I'm grateful for the phrase, "shadows of life." I've been writing for many years, in terms of injured patients and/or their families, about those on the "economic margins", if only temporarily. What I refer to are the youth, the elderly and those without substantial current and future earnings, often women who stay at home to raise families. I'm concerned for them--the youth, the elderly, the women, the unemployed--because they often have difficulty, when the need arises, finding attorneys in medical error situations in which their concerns and questions have not been addressed at all or satisfactorily. In a state like California with non-economic damage caps, set at $250,000 in 1975 and never raised, it is difficult, if not impossible, for those in the "shadows of life" (i.e. our youth, our elderly, our community members without a substantial income history) to find attorneys. My oldest and dearest friend lost her son, a college student, to medical error several years ago. Because he was a college student, there was no lost income at the time of his death and into the future. Attorneys typically take these cases on contingency fee. With the damage caps in California and many other states, it is difficult for attorneys to make up the costs of preparing medical malpractice cases, retaining experts, taking depositions, and trying cases.

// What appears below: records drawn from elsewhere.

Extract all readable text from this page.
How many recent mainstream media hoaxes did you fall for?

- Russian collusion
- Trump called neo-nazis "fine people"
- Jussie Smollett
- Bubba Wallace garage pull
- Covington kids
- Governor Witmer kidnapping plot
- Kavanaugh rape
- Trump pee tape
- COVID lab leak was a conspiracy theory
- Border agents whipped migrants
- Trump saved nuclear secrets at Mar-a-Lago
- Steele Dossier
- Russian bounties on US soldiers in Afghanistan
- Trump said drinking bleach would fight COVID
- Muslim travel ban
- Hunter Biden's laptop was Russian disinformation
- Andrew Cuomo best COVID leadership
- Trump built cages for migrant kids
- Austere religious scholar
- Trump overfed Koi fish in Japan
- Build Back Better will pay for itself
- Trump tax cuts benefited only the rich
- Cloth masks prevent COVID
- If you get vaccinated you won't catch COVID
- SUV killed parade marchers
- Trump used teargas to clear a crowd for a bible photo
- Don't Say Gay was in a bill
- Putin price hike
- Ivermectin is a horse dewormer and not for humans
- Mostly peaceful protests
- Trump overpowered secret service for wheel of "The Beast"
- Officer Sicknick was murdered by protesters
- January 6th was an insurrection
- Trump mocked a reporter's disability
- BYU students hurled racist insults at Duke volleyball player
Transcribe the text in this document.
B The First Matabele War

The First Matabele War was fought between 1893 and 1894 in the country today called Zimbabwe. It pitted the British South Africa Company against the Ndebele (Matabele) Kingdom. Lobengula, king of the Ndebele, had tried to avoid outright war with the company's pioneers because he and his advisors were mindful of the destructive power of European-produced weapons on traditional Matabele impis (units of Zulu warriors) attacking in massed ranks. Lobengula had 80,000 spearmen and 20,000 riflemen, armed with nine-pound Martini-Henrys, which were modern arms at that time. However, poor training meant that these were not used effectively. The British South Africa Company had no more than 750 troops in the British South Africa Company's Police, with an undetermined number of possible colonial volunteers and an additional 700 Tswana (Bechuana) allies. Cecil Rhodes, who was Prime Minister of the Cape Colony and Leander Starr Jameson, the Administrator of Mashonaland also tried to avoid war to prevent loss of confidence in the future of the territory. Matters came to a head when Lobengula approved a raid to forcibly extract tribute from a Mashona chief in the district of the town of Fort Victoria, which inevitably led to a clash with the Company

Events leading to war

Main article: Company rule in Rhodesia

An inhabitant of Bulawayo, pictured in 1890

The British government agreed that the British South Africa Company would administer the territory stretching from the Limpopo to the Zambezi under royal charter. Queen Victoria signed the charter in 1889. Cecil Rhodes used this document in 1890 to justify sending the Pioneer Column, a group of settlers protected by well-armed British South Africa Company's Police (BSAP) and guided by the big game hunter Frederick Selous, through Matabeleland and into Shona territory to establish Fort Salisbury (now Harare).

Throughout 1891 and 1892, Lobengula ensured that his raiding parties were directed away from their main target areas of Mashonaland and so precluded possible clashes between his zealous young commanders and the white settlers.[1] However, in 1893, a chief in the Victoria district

Another of the many reasons the litigation process is not always the best choice in situations in which medical error is alleged. Rather than federal law setting damage caps, promoted during the Bush Administration, perhaps we should rethink what occurs before a medical malpractice case is filed: informed patient choice, disclosure, communication and exchange between patient and physician, empowerment of patients, and more. All these processes strengthen the patient-physician relationship before any concerns about adverse events arise, such that trust is established and the likelihood of litigation is significantly lessened.

Saturday, January 14, 2012

medical-legal partnerships

I'm been so excited about the ideas of medical-legal partnerships (MLP) ever since I first heard of the concept several years ago. From a selfish (at least professionally) perspective, I am thrilled and hopeful to hear of ANY situation in which attorneys and physicians/health caregivers work together to help others.

As IHI said on its website re IHI's program on MLPs, "Let’s face it. If someone mentions the words “medical” and “legal” in the same sentence, the next thing we imagine we’ll hear about is a lawsuit." Instead, MLPs are team approaches to problem-solving on behalf of patients; the MLP concept is often referred to as "preventive law", which it clearly is.

In the past, physicians might treat the same indigent children-patients repeatedly for illnesses/diseases such bronchitis, pneumonia or asthma without realizing the cause could be treated as well. The cause might be peeling lead paint, no heat, mold, rodents, or dampness. Lawyers could treat the cause: they could make a phone call to the landlord, building owner, or the electric company and, hopefully, solve the problem. Many other issues that appear in the context of people's health are solvable in the legal system.

IHI noted that, instead of a lawsuit, we could: "Picture this instead: empowered, proactive social workers, collaborating with health care providers, lawyers, and legal experts, to ensure that the health of indigent patients isn’t undermined by unsafe housing, lack of food, or lack of access to benefits an entitlements."

I, along with so many others, try to bring attorneys and physicians into the same room to talk about working together, to set aside our assumptions and judgements and look at our common goals. Although my focus has been on non adversarial responses to medical error/adverse medical event situations, medical-legal partnerships are equally worthy, helpful, hopeful, and healing for the professionals, the patients, and our communities. These attorney-physician exchanges, this teamwork, is shifting the culture away from "there must be a lawsuit coming" to "there must be a common goal coming"!!